Pipelines have no hard limit, but sweet spot is 1,000–10,000 commands. Smaller batches underutilize the network; larger ones spike memory on both client and server.

BATCH = 5000
keys = range(100_000)

for i in range(0, len(keys), BATCH):
    pipe = r.pipeline()
    for k in keys[i:i + BATCH]:
        pipe.set(f"key:{k}", f"value:{k}")
    pipe.execute()

Keep decode_responses=True (default)

The fused parser creates str objects directly from RESP bytes using PyUnicode_FromStringAndSize — it does not create bytes first and then decode. There is no performance penalty for str vs bytes.

Right-size your pool

# Match pool_size to your concurrency level
r = Redis(pool_size=8)  # 8 threads hitting Redis? pool_size=8
  • Too small: Threads wait for connections (contention)
  • Too large: Wasted memory on the server (~10 KB per connection)
  • Rule of thumb: 1 connection per concurrent thread or coroutine

Use graph_ro_query for reads

# Writable — always goes to primary
r.graph_query("social", "MATCH (n) RETURN n LIMIT 10")

# Read-only — can route to replicas in cluster mode
r.graph_ro_query("social", "MATCH (n) RETURN n LIMIT 10")

In a replicated setup, graph_ro_query distributes read load across replicas.

# Blocks the server while freeing memory
r.delete("big_key")

# Frees memory in the background
r.unlink("big_key")

delete is synchronous — freeing a 100 MB key blocks all other commands. unlink does the free in a background thread.

Use mget/mset instead of loops

# Slow — 3 round-trips
a = r.get("a")
b = r.get("b")
c = r.get("c")

# Fast — 1 round-trip
a, b, c = r.mget("a", "b", "c")

Set timeouts

Always configure timeouts in production:

r = Redis(
    connect_timeout_ms=3000,    # fail fast on unreachable servers
    read_timeout_ms=10_000,     # don't hang on slow queries
    idle_timeout_ms=60_000,     # match your firewall's idle timeout
)

A zero read_timeout_ms means a stalled connection blocks the calling thread forever.

Use scan instead of keys

# Bad — blocks the server, scans all keys
keys = r.keys("user:*")

# Good — iterative, doesn't block
cursor, keys = r.scan(0, match_pattern="user:*", count=100)
while cursor != "0":
    cursor, more = r.scan(cursor, match_pattern="user:*", count=100)
    keys.extend(more)

Build with target-cpu=native

If you're building from source and deploying on the same architecture:

RUSTFLAGS="-C target-cpu=native" uv tool run maturin develop --release

This enables AVX2/NEON SIMD in memchr (used for CRLF scanning) and can give a 5–15% boost on large result parsing.
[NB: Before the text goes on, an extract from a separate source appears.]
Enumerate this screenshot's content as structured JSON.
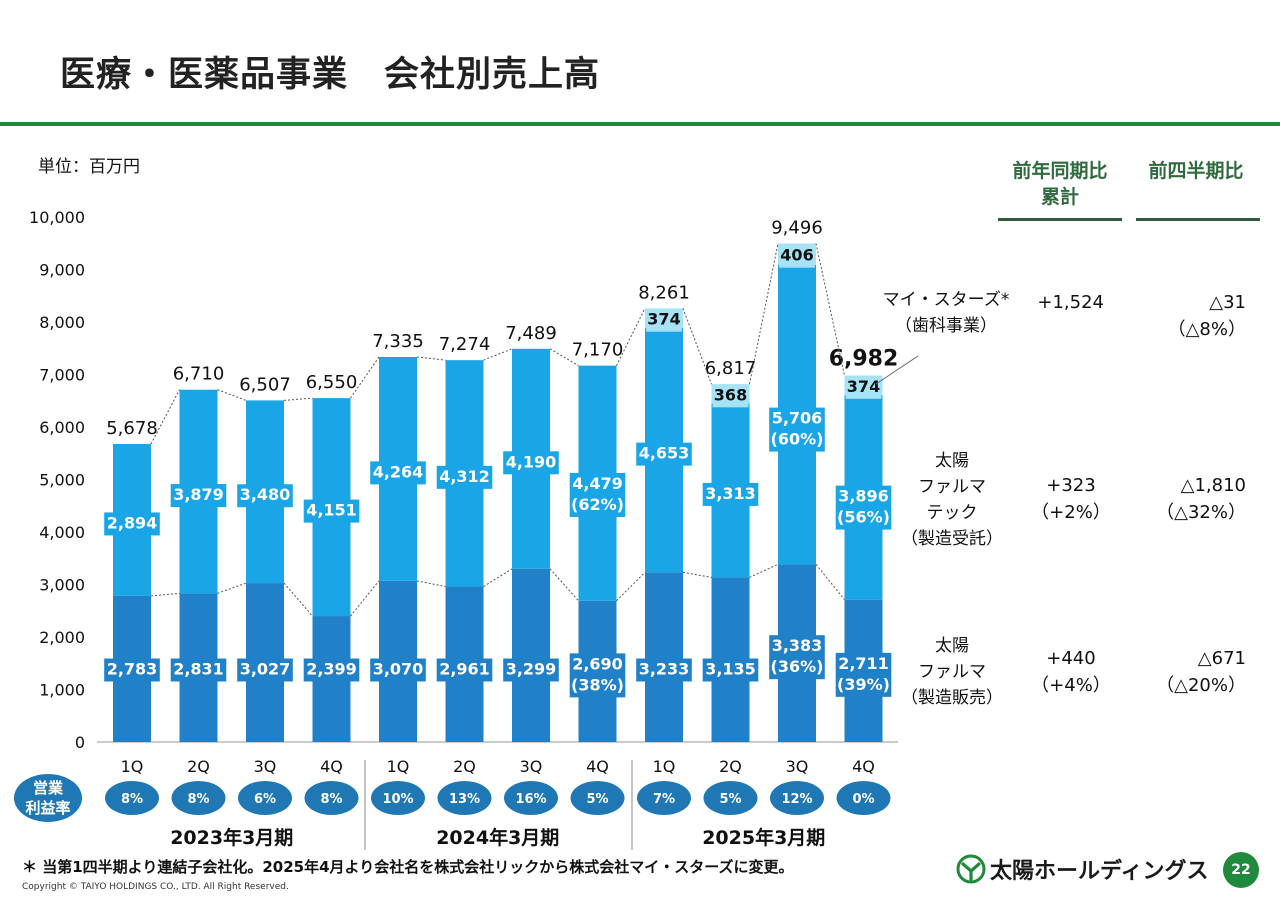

Avoid large hgetall on big hashes

If a hash has 100 fields but you need 3:

# Slow — transfers 100 field-value pairs
r.hgetall("user:1")

# Fast — transfers 3 field-value pairs
r.hmget("user:1", "name", "email", "role")

Profile server-side, not just client-side

If a graph query takes 500 ms, check whether it's the query or the parsing:

# Server execution plan + timing
r.graph_profile("social", "MATCH (n:Person) RETURN n LIMIT 100000")

If graph_profile shows 495 ms of server time, optimizing the client won't help — optimize the Cypher query or add graph indexes.